Kini pria yang lebih tua menatap lamat-lamat wajah si anak gadis.

"Ayah enggak pernah selingkuh dari ibumu."

Pernyataan pria itu malah membuat dahi Michel berkerut tajam.

"Terus jelasin ke Michel, kenapa Ayah baru deketin Michel setelah Mama meninggal dunia?" ucap gadis itu pernah sarkasme. "Oh, Michel tau. Ayah berusaha mengejar keadilan!"

Michel mengalihkan pandangan kembali menatap matahari yang sudah tenggelam. Pria yang lebih tua memilih bungkam.

"Michel marah. Ayah dulu se-egois itu mengejar keadilan, sampai menelantarkan Mama, Michel, dan Kak Arwin. Sekarang Ayah mau nikah lagi cuma buat cari koneksi atau jabatan lagi kan? Memangnya selama ini keluarganya Ayah ini dianggap apa? Bidak catur politiknya Ayah?" ujar si anak gadis dengan nada bergetar.

"Enggak, Ayah enggak pernah menganggap kalian seperti itu. Ayah tau ini bukan hal yang sepenuhnya benar. Tapi memang harus seperti ini Michel," jelas pria yang lebih tua.

Begitu mendengar penjelasan itu, Michel menoleh dengan mata berkaca-kaca.

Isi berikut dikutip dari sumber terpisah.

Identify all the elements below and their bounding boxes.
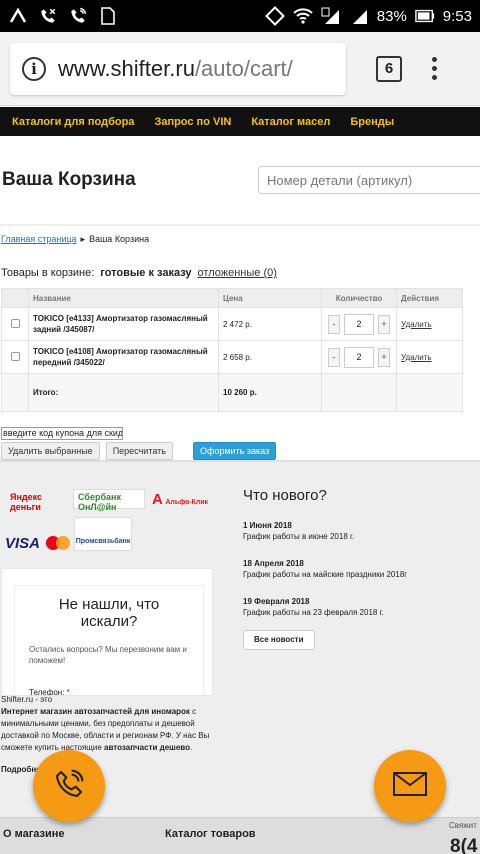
about-description: Интернет магазин автозапчастей для инома… — [1, 707, 210, 752]
battery-icon — [415, 6, 435, 26]
product-name[interactable]: TOKICO [e4108] Амортизатор газомасляный … — [28, 340, 219, 374]
delete-link[interactable]: Удалить — [401, 353, 432, 362]
quantity-decrease-button[interactable]: - — [328, 314, 340, 334]
news-item[interactable]: 19 Февраля 2018 График работы на 23 февра… — [243, 596, 473, 618]
catalog-link[interactable]: Каталог товаров — [165, 828, 256, 840]
about-text: Shifter.ru - это Интернет магазин автоза… — [1, 694, 213, 776]
row-checkbox[interactable] — [10, 351, 20, 361]
table-row: TOKICO [e4133] Амортизатор газомасляный … — [1, 307, 463, 341]
recalculate-button[interactable]: Пересчитать — [105, 442, 173, 460]
address-bar[interactable]: i www.shifter.ru/auto/cart/ — [10, 42, 346, 95]
column-header-actions: Действия — [396, 288, 463, 308]
news-title: Что нового? — [243, 487, 327, 504]
table-row: TOKICO [e4108] Амортизатор газомасляный … — [1, 340, 463, 374]
total-row: Итого: 10 260 р. — [1, 373, 463, 412]
call-button[interactable] — [33, 750, 105, 822]
nav-brands[interactable]: Бренды — [350, 116, 394, 128]
about-more-link[interactable]: Подробнее — [1, 764, 213, 776]
column-header-name: Название — [28, 288, 219, 308]
phone-icon — [53, 768, 85, 805]
info-icon[interactable]: i — [22, 56, 46, 81]
column-header-quantity: Количество — [321, 288, 397, 308]
breadcrumb-arrow-icon: ▸ — [80, 234, 86, 244]
quantity-input[interactable]: 2 — [344, 346, 374, 368]
quantity-input[interactable]: 2 — [344, 313, 374, 335]
nav-catalogs[interactable]: Каталоги для подбора — [12, 116, 134, 128]
tab-postponed[interactable]: отложенные (0) — [198, 267, 277, 279]
callback-form: Не нашли, что искали? Остались вопросы? … — [1, 568, 213, 696]
coupon-input[interactable]: введите код купона для скидки — [1, 427, 123, 440]
nav-vin-request[interactable]: Запрос по VIN — [154, 116, 231, 128]
product-price: 2 472 р. — [218, 307, 322, 341]
breadcrumb-home-link[interactable]: Главная страница — [1, 234, 77, 244]
call-icon — [68, 6, 88, 26]
product-name[interactable]: TOKICO [e4133] Амортизатор газомасляный … — [28, 307, 219, 341]
breadcrumb-current: Ваша Корзина — [89, 234, 150, 244]
missed-call-icon — [38, 6, 58, 26]
browser-toolbar: i www.shifter.ru/auto/cart/ 6 — [0, 32, 480, 106]
message-button[interactable] — [374, 750, 446, 822]
url-path: /auto/cart/ — [194, 55, 293, 81]
divider — [0, 224, 480, 226]
delete-selected-button[interactable]: Удалить выбранные — [1, 442, 100, 460]
cart-filter-label: Товары в корзине: — [1, 267, 95, 279]
select-column-header — [1, 288, 29, 308]
mail-icon — [393, 771, 427, 801]
quantity-stepper: - 2 + — [326, 346, 392, 368]
clock: 9:53 — [442, 7, 472, 25]
all-news-button[interactable]: Все новости — [243, 630, 315, 650]
wifi-icon — [293, 6, 313, 26]
cart-filter: Товары в корзине: готовые к заказу отложен… — [1, 267, 480, 279]
page-title: Ваша Корзина — [2, 169, 136, 190]
quantity-increase-button[interactable]: + — [378, 314, 390, 334]
quantity-increase-button[interactable]: + — [378, 347, 390, 367]
table-header-row: Название Цена Количество Действия — [1, 288, 463, 308]
news-section: Что нового? 1 Июня 2018 График работы в и… — [243, 487, 473, 650]
total-label: Итого: — [28, 373, 219, 412]
row-checkbox[interactable] — [10, 318, 20, 328]
callback-form-title: Не нашли, что искали? — [58, 596, 160, 630]
status-bar: 83% 9:53 — [0, 0, 480, 32]
nav-oil-catalog[interactable]: Каталог масел — [251, 116, 330, 128]
about-store-link[interactable]: О магазине — [3, 828, 65, 840]
product-price: 2 658 р. — [218, 340, 322, 374]
quantity-stepper: - 2 + — [326, 313, 392, 335]
column-header-price: Цена — [218, 288, 322, 308]
tab-ready[interactable]: готовые к заказу — [100, 267, 191, 279]
checkout-button[interactable]: Оформить заказ — [192, 442, 277, 460]
bottom-nav: О магазине Каталог товаров Свяжит 8(4 — [0, 817, 480, 854]
url-host: www.shifter.ru — [58, 55, 195, 81]
rotate-icon — [264, 6, 285, 26]
callback-form-subtitle: Остались вопросы? Мы перезвоним вам и по… — [29, 645, 187, 665]
news-item[interactable]: 1 Июня 2018 График работы в июне 2018 г. — [243, 520, 473, 542]
alfa-click-logo: А Альфа-Клик — [152, 491, 209, 508]
psb-logo: Промсвязьбанк — [74, 517, 132, 551]
contact-phone[interactable]: 8(4 — [450, 836, 477, 854]
breadcrumb: Главная страница ▸ Ваша Корзина — [1, 234, 480, 245]
battery-percent: 83% — [376, 7, 407, 25]
part-number-search-input[interactable]: Номер детали (артикул) — [258, 166, 480, 194]
about-intro: Shifter.ru - это — [1, 695, 53, 704]
cart-table: Название Цена Количество Действия TOKICO… — [1, 288, 463, 412]
network-icon — [8, 6, 28, 26]
sim1-signal-icon — [321, 6, 341, 26]
contact-label: Свяжит — [449, 821, 477, 830]
mastercard-logo — [44, 535, 72, 553]
news-item[interactable]: 18 Апреля 2018 График работы на майские п… — [243, 558, 473, 580]
visa-logo: VISA — [5, 535, 41, 552]
quantity-decrease-button[interactable]: - — [328, 347, 340, 367]
page-header: Ваша Корзина Номер детали (артикул) — [0, 136, 480, 224]
tab-switcher-button[interactable]: 6 — [376, 55, 402, 82]
total-value: 10 260 р. — [218, 373, 322, 412]
site-nav: Каталоги для подбора Запрос по VIN Катал… — [0, 107, 480, 136]
overflow-menu-icon[interactable] — [432, 57, 437, 80]
sberbank-online-logo: Сбербанк ОнЛ@йн — [73, 489, 145, 512]
sim-card-icon — [98, 6, 118, 26]
cart-actions: Удалить выбранные Пересчитать Оформить з… — [1, 442, 480, 460]
delete-link[interactable]: Удалить — [401, 320, 432, 329]
sim2-signal-icon — [349, 6, 369, 26]
yandex-money-logo: Яндекс деньги — [10, 492, 43, 512]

"Ayah paham gak sih?! Michel enggak butuh jabatannya Ayah! Michel itu butuh Ayah sebagai ayahnya Michel! Bukan pejabat eselon satu, bukan auditor yang tugasnya nangkap koruptor! Emang ayah enggak merasa berdosa sudah menelantarkan Mama? Murah banget harga kematiannya Mama? Di samakan sama anggrek hitam?" racau si gadis berambut uban.

"Michel, enggak seperti itu. Anggrek hitam itu enggak ada hubungannya sama ibumu," bantah Ayah Michel.

"Tapi anggrek hitam sama calon istri barunya Ayah emang buat koneksi jabatan kan! Ayah emang cari kekuasaan kan!"

Ayah si gadis memilih diam. Beliau tidak lagi menanggapi ocehan si anak gadis. Bahkan pria itu memalingkan muka, menghindari sorot mata penuh kekecewaan dari Michel. Si anak gadis hanya bisa menghemat napas kembali menatap lautan di depan. Keduanya terdiam membiarkan pikiran masing-masing larut bersama deburan ombak di malam hari.

Seorang laki-laki datang mendekati ayah dan anak perempuan yang sedang duduk memandangi pantai. Laki-laki itu berdiri tepat di belakang mereka berdua.

"Udah selesai debatnya? Aku ngantuk nih. Balik yuk," tawar laki-laki itu.

Ayah Michel bangkit dari duduknya sambil membersihkan pakaian dari pasir pantai.

"Iya, ayo balik Michel. Kakakmu belum tidur sejak dari Banyuwangi," ujar pria yang paling tua. Beliau berbalik meninggalkan Michel dan kakaknya.

Arwin mengulurkan tangan di depan wajah adiknya. Michel menerima uluran tangan itu dan berdiri. Sejenak Michel membersihkan bajunya lalu berjalan menuju mobil Innova Venturer yang terparkir di dekat pantai. Tanpa aba-aba Arwin merangkul pundak Michel. Otomatis gadis itu menoleh ke arah si kakak.

"Sabar ya, Ayah emang gitu."

Michel hanya bisa mengangguk setuju dengan perkataan Arwin.

"Ngomong-ngomong, kartu kunci kamarnya mana?" tanya si kakak.

Langkah Michel terhenti seketika. Ia langsung mencari kartu yang dimaksud, tapi tak kunjung menemukan. Dari gestur si adik yang kebingungan, Arwin bisa menyimpulkan. Laki-laki itu menghela napas panjang sambil memijat pelipis.

"Kak, Michel lupa kartu kunci kamarnya di mana."

Malam itu, Arwin yakin. Ia harus membayar denda menghilangkan kunci kamar.